Just read the couple of articles written by Paul Graham : Y Combinator (answers what exactly does YC do? or Seedcamp, Techstars, MVP etc ) and Equity (explains why should you give 5-6% equity to a program like YC)
The thoughts expressed got me thinking about how should First Time Entrepreneurs (FTEs) go about building businesses in India. While a lot is in common between the approaches of YC, SC and MVP there are a bunch of things unique to the Indian Ecosystem which FTEs should consider.
Uniqueness of India
First things first, only during the last 10 years India has started seeing bootstrapped or garage startups by talented, educated, experienced and passionate folks who dont have access to a lot of capital but have the skills, will to solve problems and the staying power. The number of successes out of these have been limited and have not been really publicized for folks to get inspired by or learn from.
The VC industry is just about 8-10 years old in India as compared to 50-60 years in US and Europe; among them majority of the funds in India are under 5 years old. VC being a long gestation industry we are a good 5-10 years away from seeing major VC success in India. Most of the firms are focusing on the existing pipeline deals in the market and there are quite of few of these available – companies by serial entrepreneurs, companies started by Executives (CXO, VPs) from large companies, some of FTE companies where the traction is fairly significant, also since PE sector has performed very well and the bigger funds are shifting time and money to PE deals. Clearly all of the above are the right things to do for the Indian VC firms, since the firms need to perform for their investors.
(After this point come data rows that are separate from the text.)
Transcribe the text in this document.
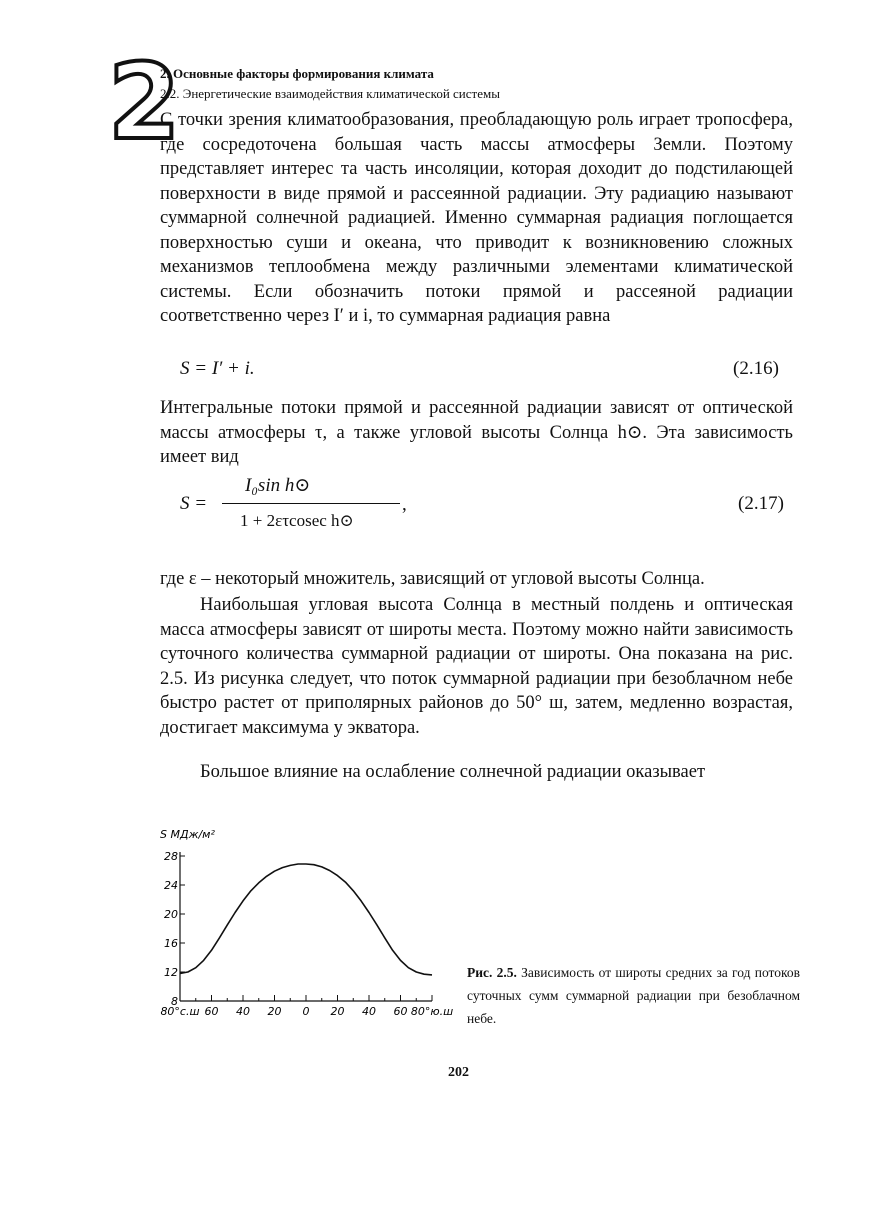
2
2. Основные факторы формирования климата
2.2. Энергетические взаимодействия климатической системы
С точки зрения климатообразования, преобладающую роль играет тропосфера, где сосредоточена большая часть массы атмосферы Земли. Поэтому представляет интерес та часть инсоляции, которая доходит до подстилающей поверхности в виде прямой и рассеянной радиации. Эту радиацию называют суммарной солнечной радиацией. Именно суммарная радиация поглощается поверхностью суши и океана, что приводит к возникновению сложных механизмов теплообмена между различными элементами климатической системы. Если обозначить потоки прямой и рассеяной радиации соответственно через I′ и i, то суммарная радиация равна
S = I′ + i.	(2.16)
Интегральные потоки прямой и рассеянной радиации зависят от оптической массы атмосферы τ, а также угловой высоты Солнца h⊙. Эта зависимость имеет вид
S =
I₀sin h⊙
1 + 2ετcosec h⊙
,	(2.17)
где ε – некоторый множитель, зависящий от угловой высоты Солнца.
Наибольшая угловая высота Солнца в местный полдень и оптическая масса атмосферы зависят от широты места. Поэтому можно найти зависимость суточного количества суммарной радиации от широты. Она показана на рис. 2.5. Из рисунка следует, что поток суммарной радиации при безоблачном небе быстро растет от приполярных районов до 50° ш, затем, медленно возрастая, достигает максимума у экватора.
Большое влияние на ослабление солнечной радиации оказывает
S МДж/м²
8
12
16
20
24
28
80°с.ш 60 40 20 0 20 40 60 80°ю.ш
Рис. 2.5. Зависимость от широты средних за год потоков суточных сумм суммарной радиации при безоблачном небе.
202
None of this directly supports the FTEs, which is where the gap that needs to be filled in. We need to create new pipeline of deals that will become successful startups and will feed into the VC pipeline 1-2 years later. That’s the role folks like MVP, iAccelerator, Upstart.in and others are attempting to play.
Another dimension of difference is IT / internet. The penetration of Internet and PCs in India is quite limited (9 computer for every 1000 people, as compared to 700 for every 1000 in USA). On the other hand the awareness and usage of IT in companies, specially SMEs is limited as well. There are a lot of other fundamental needs to be fulfilled in India (remember we are a developing country).
FTEs in India: What to focus on ?
First thing to ensure is to build a cash flow positive business within the initial capital that you have managed to raise (self, friends, family, fools). Keep lowest possible costs and create early revenues. Expenses should ideally be below 50,000 INR and in no circumstances higher than 1,00,000 INR a month.
Dont think of funding as a validation for your venture. Be prepared to wait longer, to build your business to the 50-100 crore revenues in 7-10 years, with VC funding coming after 2-3 years of being in business or no VC funding at all. If this does not appeal – don’t do a startup.
Internet only business models targetting indian market are not going to viable for atleast 2 years ( or more). View internet as a cheap way to build products and get the initial users with zero marketing budgets. From day one build alternate channels : mobile, call center, SMS, kiosks , shops , sales team into your model. Use technology as a enabler to drive costs down and to drive quaity upwards, but do not depend on customers using it directly via internet.
If your idea only lends itself to internet, think about doing it for developed markets like US and Europe. India still has lower costs and we are very bullish on build here – sell to the developed world model.
So while you take into consideration the universal wisdom of building businesses, paying attention to the uniqueness of India can make an big impact on the outcome of your venture.